His master said to him, ‘Well done, good and faithful servant. You have been faithful over a little; I will set you over much. Enter into the joy of your master.’ Matthew 25:21 

Dr. Allender, you have served your community well with what the Lord has gifted you. Thank you for not only being a doctor, but being a man that cares about each and every patient and their family with the love of Christ. You also took such great care of your nurses and valued their opinions and work. 

I’m thankful for all the good visits and hard conversations that you had with my family. For the excellent Donald Duck impression you did when I was little. For the hard conversations we had about if I should carry my own child or not. Thank you from the bottom of my broken (fixed) heart.

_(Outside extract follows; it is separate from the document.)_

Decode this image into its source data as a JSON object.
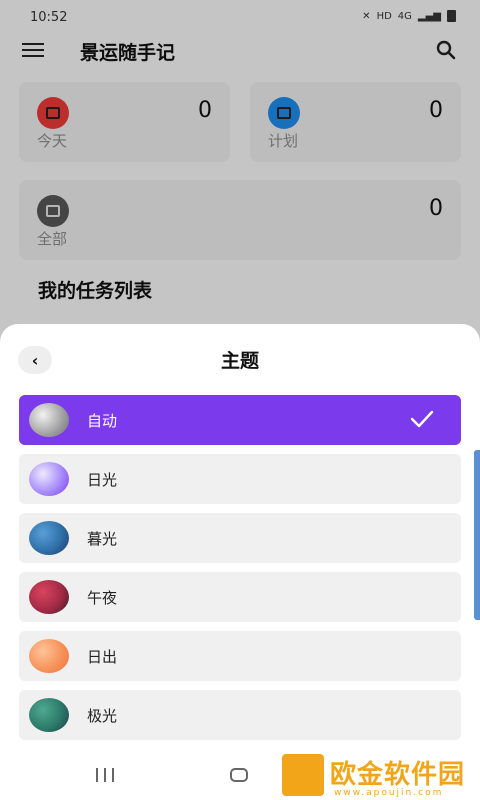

And what about your family? Thank you to Mrs. Allender and your children for the sacrifices they made. I know there were many holidays and special events that were missed because you needed to help yet another family. I’m sure explaining to your children about why dad couldn’t make it again was really tough on your family. So to you, thank you for sharing your dad with other children who needed him. I know it must have not been easy. Thank you from the bottom of my broken heart.

Dr. Allender, my prayer for you is that you love your retirement and get some rest. I hope you enjoy this new chapter in your life knowing that you made a difference to so many people in this world.

And for the new parents who just got news that your child has CHD, we are here for you. I’m praying for you as you walk this hard journey with your child. The best advice I can give you is to find a doctor who cares about your child as much as they do their own child. Make sure they aren’t afraid to be honest with you, because the road ahead can look very scary sometimes. And make them family, because they are going to be in your child’s life for many years to come! 

Dr. Allender … thank you.


If you want to know more about congenital heart disease go to www.heart.org

If you are looking for a good book to read about CHD, I would recommend Healing Hearts, by Dr. Nikaidoh. It’s a wonderful read for anyone dealing with CHD. Warning, you will cry.